Let's talk about the Cowboys slow starts
Throughout the 2019 season, I’ve found myself wondering how much to make of the Cowboys pattern of routinely falling to big early deficits.
In their eight losses this year, the Cowboys have scored a total of 17 first-quarter points—just over 2 points on average in the first quarter of each losing effort. Meanwhile, their defense has given up 52 points in the first quarter of these same games.
These early deficits are “manageable,” in the sense that trailing teams come back from a first-quarter deficit about a quarter of the time. But once a team falls behind, each additional misstep on either side of the ball can place hopes for a comeback even further out of reach—as the Cowboys know all too well.
These slow starts are all the more frustrating because, in view of their entire body of work, we can be fairly confident the Cowboys are a good football team with a very good offense.
The Cowboys have outscored their opponents by a margin of +82 points over the course of the season, a number more consistent with a 10-5 team than their current 7-8 record. And thanks to the advent of public expected-points models, we know the Cowboys pass offense has been doing most of the heavy lifting to drive that scoring advantage.
So why has a team with such good offensive results and average defensive results overall performed so much worse at the start of games?
Some plausible explanations:
Insufficient play scripts—Teams often prepare a “script” of offensive plays that is custom-tailored to attack specific weaknesses they’ve seen in opposing defenses. Could the Cowboys plan itself be dooming them to fail?
Worse quarterback play—There’s no denying that the Cowboys have gotten worse outcomes when they’ve dropped back to pass in the opening possessions of a number of their games. Is Dak Prescott just playing worse in these situations, or are there other reasons for the gap?
Sequencing luck—Football is a cruel sport where the unpredictable bounce of a goofy-looking oblong ball can determine the outcome of an entire game. But one of the main ways teams’ records can fall out of step with their underlying performance lies in the timing of their most valuable possessions. Could the Cowboys first-quarter struggles be a function of not getting timely breaks that most teams depend on?
One of the great benefits of using data in sports is we can take common, team-level narratives and see if they hold up at the league-wide level. The bigger the sample, the more confident we can be in our conclusions. This is where we tend to want to start—trying to wrap our heads around the league-wide dynamics—before we drill down into the specifics for each team.
Generally, Eager found that a team’s performance in the more scripted portion of the game—the first 15 plays on offense or defense—wasn’t all that reliable.
In other words, teams like the Cowboys, who have been consistently worse at the beginning of games than their season-long averages suggest they should be, are not particularly more likely to see those early struggles continue.
From Eager’s article:
The variable importances for overall offensive and defensive EPA were more than 10 times that of either during scripted plays. Hence, if you want to wager on first-quarter totals, just ask yourself how good the two teams are offensively and defensively (when it comes to EPA-related variables), weighing your prediction heavily towards offense.

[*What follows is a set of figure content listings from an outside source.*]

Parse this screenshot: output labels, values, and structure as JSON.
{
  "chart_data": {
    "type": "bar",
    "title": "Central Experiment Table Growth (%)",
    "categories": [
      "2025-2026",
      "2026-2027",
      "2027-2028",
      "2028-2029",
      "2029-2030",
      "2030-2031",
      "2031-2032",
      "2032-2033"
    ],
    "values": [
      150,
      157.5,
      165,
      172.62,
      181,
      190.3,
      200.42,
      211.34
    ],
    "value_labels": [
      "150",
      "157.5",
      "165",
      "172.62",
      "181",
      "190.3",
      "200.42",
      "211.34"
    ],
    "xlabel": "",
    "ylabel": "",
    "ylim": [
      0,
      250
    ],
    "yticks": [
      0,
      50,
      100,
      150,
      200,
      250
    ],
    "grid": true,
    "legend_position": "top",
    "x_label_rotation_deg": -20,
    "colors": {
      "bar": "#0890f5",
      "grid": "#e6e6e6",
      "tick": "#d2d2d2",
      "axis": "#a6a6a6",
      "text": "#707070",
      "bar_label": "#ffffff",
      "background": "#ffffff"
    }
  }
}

Interestingly, while Eager found past performance in the opening of games isn’t particularly useful for predicting future early-game results, the uniqueness of an offensive scheme may be a significant predictor of first-quarter performance.
What does this mean for the Cowboys?
Overall, I think any time you see an outlier as big as the 2019 Cowboys, there are likely to be multiple explanations.
The PFF study suggests that, in most cases, teams’ first-quarter performance is extremely volatile, and it shouldn’t surprise us that a team like the Cowboys could largely be victims of dumb luck.
But Eager’s secondary finding—that qualities unique to a particular offensive scheme can predict first-quarter results to some degree—leaves open the possibility that the Cowboys gameplans have been insufficient as well.
Unfortunately, we probably won’t ever know with confidence how much these early deficits can be blamed on the gameplan or variance in quarterback play vs. simple dumb luck.
But for my part, I think we can be pretty sure that if the Cowboys were allowed to play their 2019 games over again—for better or worse—the journey would look almost nothing like this big dumb season.